とりあえず、話題提供ということで、EXCEL95におけるDDEによる、他のアプリケーションの起動について
触れておきます。(VBとEXCEL95では、DDE関連の命令コードが違う。以下のコードはEXCEL95
特有のものです)
DDEInitiate(app, topic)
アプリケーションへのDDEチャネルを開きます。
app アプリケーションの名前を指定
topic アプリケーション内のチャネルを開く要素を指定
DDEpoke (channel, item, data)
アプリケーションにデータを送ります
Channel DDEInitiateによって返されるチャネルナンバーを指定
item データ送信先の項目名
data 送信データ
DDETerminate (channel)
DDEのチャネルを閉じます
channel DDEInitiateによって返されるチャネルナンバーを指定
以下は、Wordを起動し、指定したファイルを読みこませて、さらに"EXCEL からのDDEによるFile 読み込み"
という文字列をWordの先頭に付け加える(DDEpoke)処理をしている。(EXCEL95)

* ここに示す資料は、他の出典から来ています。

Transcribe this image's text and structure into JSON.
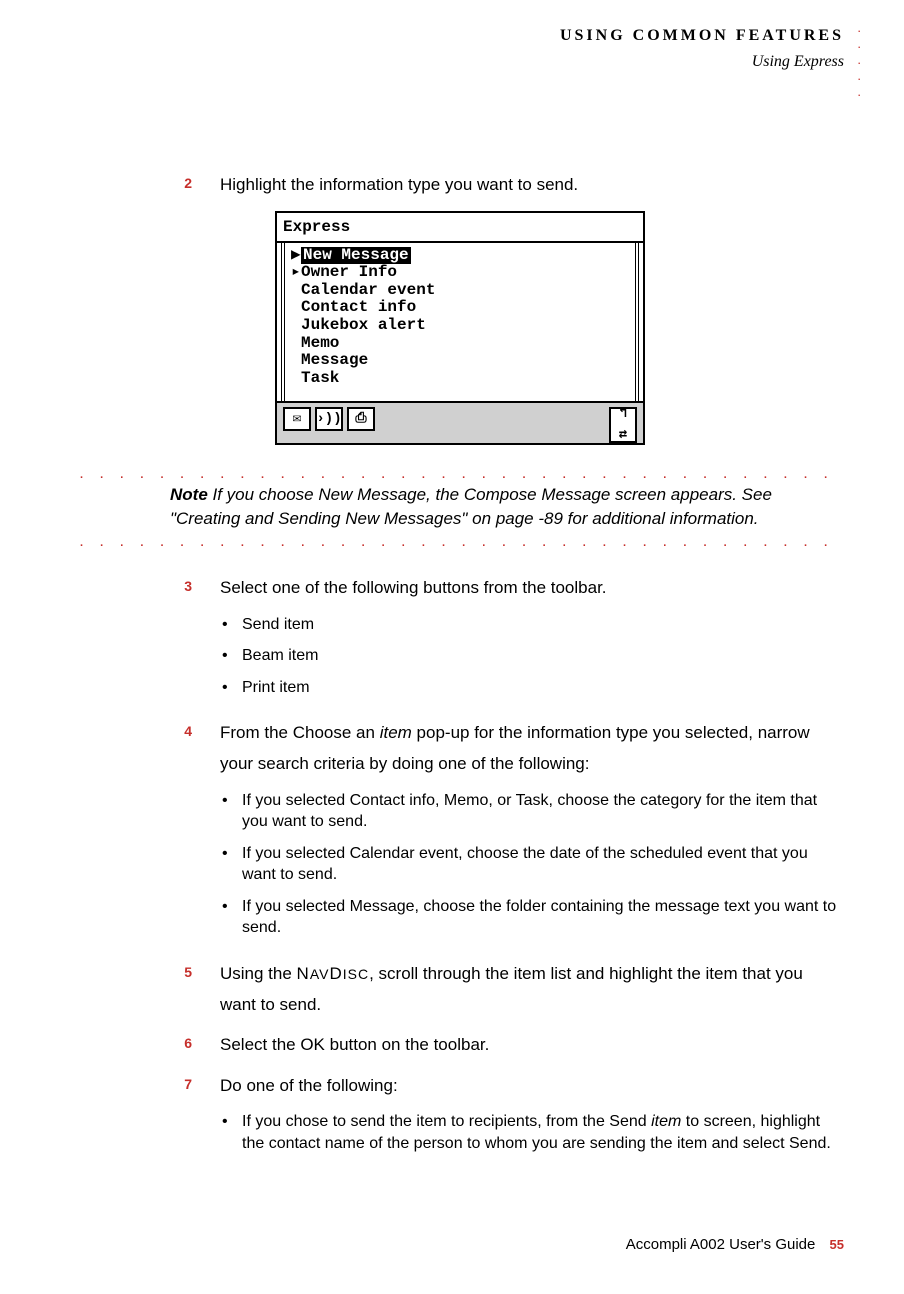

| Sub ddetest() ' 'My Documentsのように空白のあるフォルダだとファイル名が正確に取得できない ' filename = Application.GetOpenFilename("*.*(*.*),*.*") myAppID = Shell("C:\MSOffice\Winword\WinWord.exe " + filename, 1) Do channelnumber = Application.DDEInitiate(app:="winword", topic:=filename) Loop Until TypeName(channelnumber) <> "Error" temp = Sheets(1).Cells(1, 1) Sheets(1).Cells(1, 1) = "EXCEL からのDDEによるFile 読み込み" Application.DDEPoke channelnumber, "\StartOfDoc", Sheets(1).Cells(1, 1) Application.DDETerminate channelnumber Sheets(1).Cells(1, 1) = temp End Sub |
これは、古い手法なので真剣に見る必要はないでしょう。